Aadhaar has transformed from being the world’s largest biometric universal identity system to a privacy and security nightmare for the government as well as citizens. We recently highlighted how easy it was for criminals to commit crimes such as identity theft, financial fraud, and property, but it appears that Andhra Pradesh is the hotbed of Aadhaar-related data leaks and the state government’s lackadaisical attitude to web security is to blame for it.

Independent security researcher, Srinivas Kodali, shed some light on some major Aadhaar leaks that have been steadily trickling in from Andhra Pradesh over the past few months, which gives us a clear idea as to how the problem has only aggravated over time.

Kodali started with one particular incident that also received widespread media coverage when a government website published the Aadhaar details of 2 crore citizens. The leaked  data contained information such as their Aadhaar number, bank account details, mobile numbers and phone numbers as MS Access files, that were openly accessible by anyone without any layer of encryption or security whatsoever.

The next major leak happened when the data of nearly 9 million workers employed under the NREGA rural employment scheme in the state of Andhra Pradesh was leaked. The leak on the AP government’s Benefit Disbursement Portal contained details such as the name of beneficiaries, Aadhaar numbers and Job Card numbers. Moreover, the Aadhaar data of NREGA beneficiaries was leaked by two different government portals, which gives us an idea of how easy it is to access an individual’s personal information, and that too, with the aid of government websites. 

This was followed by the government spilling out the data of every single school student in the state. The whole treasure trove of data was shared with Microsoft and was created as part of a joint initiative between the state’s education ministry and Microsoft to identify students who are at risk of dropping out of school. As part of the project, Aadhaar details and academic information of students was to be fed into a machine learning system that would assess every single student’s academic journey and identify ‘at-risk’ children, so that teachers can help them.

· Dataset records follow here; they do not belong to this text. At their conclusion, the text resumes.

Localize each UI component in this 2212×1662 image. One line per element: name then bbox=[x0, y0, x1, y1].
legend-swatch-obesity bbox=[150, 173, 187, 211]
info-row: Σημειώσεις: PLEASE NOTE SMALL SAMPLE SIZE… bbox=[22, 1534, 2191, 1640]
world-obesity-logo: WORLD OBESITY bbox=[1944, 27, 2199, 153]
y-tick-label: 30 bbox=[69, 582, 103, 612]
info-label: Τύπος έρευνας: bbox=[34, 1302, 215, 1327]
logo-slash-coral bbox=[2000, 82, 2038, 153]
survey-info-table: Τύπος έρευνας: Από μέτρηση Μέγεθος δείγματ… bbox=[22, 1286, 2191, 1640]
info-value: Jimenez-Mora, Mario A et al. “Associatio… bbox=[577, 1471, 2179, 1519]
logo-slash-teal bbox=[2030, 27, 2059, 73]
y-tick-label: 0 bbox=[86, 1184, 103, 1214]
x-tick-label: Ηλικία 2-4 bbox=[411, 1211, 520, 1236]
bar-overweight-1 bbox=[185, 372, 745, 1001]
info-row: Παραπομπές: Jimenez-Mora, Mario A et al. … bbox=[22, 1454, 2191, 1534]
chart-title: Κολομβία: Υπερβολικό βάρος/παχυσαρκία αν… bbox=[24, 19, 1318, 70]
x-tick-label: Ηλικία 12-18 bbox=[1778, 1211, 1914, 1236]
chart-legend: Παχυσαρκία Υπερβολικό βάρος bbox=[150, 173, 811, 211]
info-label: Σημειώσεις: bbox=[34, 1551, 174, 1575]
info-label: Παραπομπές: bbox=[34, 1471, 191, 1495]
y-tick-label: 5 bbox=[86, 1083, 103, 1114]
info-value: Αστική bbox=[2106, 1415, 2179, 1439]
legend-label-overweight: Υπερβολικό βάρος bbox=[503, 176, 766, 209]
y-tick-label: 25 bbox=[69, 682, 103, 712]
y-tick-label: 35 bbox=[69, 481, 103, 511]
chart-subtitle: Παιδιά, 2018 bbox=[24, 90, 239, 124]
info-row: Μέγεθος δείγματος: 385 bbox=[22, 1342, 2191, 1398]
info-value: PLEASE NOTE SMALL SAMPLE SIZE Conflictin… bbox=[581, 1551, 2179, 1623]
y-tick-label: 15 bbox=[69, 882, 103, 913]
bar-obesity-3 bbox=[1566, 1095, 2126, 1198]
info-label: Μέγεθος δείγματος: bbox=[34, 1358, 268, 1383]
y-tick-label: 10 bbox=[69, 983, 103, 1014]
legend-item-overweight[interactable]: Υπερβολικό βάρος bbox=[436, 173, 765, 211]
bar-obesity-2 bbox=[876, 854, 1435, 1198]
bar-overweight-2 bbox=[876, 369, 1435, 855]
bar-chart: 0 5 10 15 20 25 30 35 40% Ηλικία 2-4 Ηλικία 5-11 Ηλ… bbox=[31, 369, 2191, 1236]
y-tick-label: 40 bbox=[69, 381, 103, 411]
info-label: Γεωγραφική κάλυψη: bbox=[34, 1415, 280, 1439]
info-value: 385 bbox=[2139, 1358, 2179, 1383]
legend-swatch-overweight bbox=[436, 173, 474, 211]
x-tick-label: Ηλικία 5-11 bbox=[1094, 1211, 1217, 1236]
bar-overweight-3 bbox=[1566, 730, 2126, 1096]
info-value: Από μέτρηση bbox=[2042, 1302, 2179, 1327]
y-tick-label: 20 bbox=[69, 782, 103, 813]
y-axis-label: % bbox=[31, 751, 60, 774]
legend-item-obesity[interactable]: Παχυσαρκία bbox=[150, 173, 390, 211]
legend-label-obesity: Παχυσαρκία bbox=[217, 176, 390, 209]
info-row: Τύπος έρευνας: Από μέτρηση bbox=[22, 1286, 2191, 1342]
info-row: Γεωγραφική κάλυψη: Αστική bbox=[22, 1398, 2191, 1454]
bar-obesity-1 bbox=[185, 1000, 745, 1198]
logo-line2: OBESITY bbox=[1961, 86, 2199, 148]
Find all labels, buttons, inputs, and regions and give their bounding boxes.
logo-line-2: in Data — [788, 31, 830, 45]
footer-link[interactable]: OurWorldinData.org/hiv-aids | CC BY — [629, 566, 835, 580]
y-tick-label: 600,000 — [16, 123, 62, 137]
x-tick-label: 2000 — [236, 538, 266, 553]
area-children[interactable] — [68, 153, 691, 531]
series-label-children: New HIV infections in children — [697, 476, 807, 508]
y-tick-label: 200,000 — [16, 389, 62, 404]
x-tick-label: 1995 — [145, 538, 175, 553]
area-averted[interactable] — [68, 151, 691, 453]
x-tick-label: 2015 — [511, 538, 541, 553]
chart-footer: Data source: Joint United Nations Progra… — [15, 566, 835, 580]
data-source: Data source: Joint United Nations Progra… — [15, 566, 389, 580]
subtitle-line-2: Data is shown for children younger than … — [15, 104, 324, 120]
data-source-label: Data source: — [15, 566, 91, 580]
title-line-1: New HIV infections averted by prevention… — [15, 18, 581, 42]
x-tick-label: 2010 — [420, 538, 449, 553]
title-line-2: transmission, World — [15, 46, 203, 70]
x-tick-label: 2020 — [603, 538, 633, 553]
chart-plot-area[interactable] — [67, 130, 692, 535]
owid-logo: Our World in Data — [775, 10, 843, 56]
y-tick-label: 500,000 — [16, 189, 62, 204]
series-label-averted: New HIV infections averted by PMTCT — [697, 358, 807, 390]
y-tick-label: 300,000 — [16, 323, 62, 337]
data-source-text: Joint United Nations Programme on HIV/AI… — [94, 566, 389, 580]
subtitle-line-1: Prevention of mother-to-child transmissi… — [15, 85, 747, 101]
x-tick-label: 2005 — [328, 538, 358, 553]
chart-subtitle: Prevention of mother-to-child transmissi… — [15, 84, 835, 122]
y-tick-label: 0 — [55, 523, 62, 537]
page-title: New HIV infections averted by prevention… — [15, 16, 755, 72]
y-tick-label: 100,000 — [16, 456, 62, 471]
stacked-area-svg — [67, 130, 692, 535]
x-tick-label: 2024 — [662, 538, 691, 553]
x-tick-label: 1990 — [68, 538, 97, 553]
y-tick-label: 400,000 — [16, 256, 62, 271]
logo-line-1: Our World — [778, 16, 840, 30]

This was similar to another discrepancy spotted by Kodali, when he came across the data on nearly 7 million children on a government portal stored in an unsecured manner. Anivar Aravind, an Indian developer and executive director at a social analytics firm, also discovered the hoarding of the Aadhaar data of as many as 9 crore (90 million) school students back in June. The database was hosted on an archaic looking government website which belongs to U-DISE (Unified District Information System for Education), a body which has a database of 21 crore students across India.

In addition to geo-tagging every citizen, all thanks to the eKYC process, the state government opened doors for unscrupulous elements to micro-analyze voters in the state for political gains with relative ease, because all that data was openly accessible.

And as if that was not enough, the Andhra Pradesh government also created a portal that would allow anyone to extract information related to any individual registered in the Aadhaar database. The aforesaid ‘Aadhaar search engine’ was thought to be non-existent, however, not only was it very real, but was also publicly accessible. 

This was followed by another major Aadhaar data leak, when government websites in Andhra Pradesh openly published the Aadhaar data of around 20,71,913 pregnant women, alongside details about their reproductive history, vaccination details of the infants, and lot more details. The data was listed on the websites of the state-sponsored Nutrition and Health tracking system and the Reproductive and Child Health (Health and Family Welfare Department) portal run by the state government.

The data listed on the websites contained complete details of the reproductive history of over 20 million pregnant women, which included information such as details of childbirth, risk status, follow-ups or whether the fetus was aborted, etc. In another similar incident, the state government collected details such as phone number and name of every individual who purchased medicines from government hospitals and generic pharmacies, and later published it openly on an unsecured dashboard on the Anna Sanjivini website.

In addition to details of social scheme benefits, medical history and academic details of students, even more information such as tax details, location information, etc. was also leaked. Surprisingly, all that information was stored on the servers of an NGO started by Nandan Nilekani, the Infosys co-founder who was among the brains behind the creation of Aadhaar.

Government officials also joined the fray and leaked the Aadhaar data and salary details of their colleagues, while the Swachha Andhra Pradesh portal was also busy spilling out more Aadhaar details. Later in April, another AP government website leaked details of citizens based on their location, caste and religion, which was quite scary since it allowed anyone to pinpoint the houses inhabited by Muslim, Dalit, Hindu and even Zorastrian families, and lead to all sorts of troubles ranging from influencing political opinions on sectarian boundaries to discrimination and violence.

And to top it all off, there’s another highly invasive initiative called e-governance, which involves building a 360-degree profile of every citizen that is to be listed on a People Hub, which is a part of the real-time surveillance project called E-Pragati. However, experts have raised questions whether this e-governance project is nothing but a highly intrusive state-sponsored surveillance program masked as progressive e-governance and another Aadhaar leak waiting to explode.

By now, it is quite evident that in the sea of Aadhaar leaks, Andhra Pradesh is the biggest iceberg and we have only seen the tip of it. And unless the state government abandons its lax approach and takes proactive measures, more leaks would keep on coming.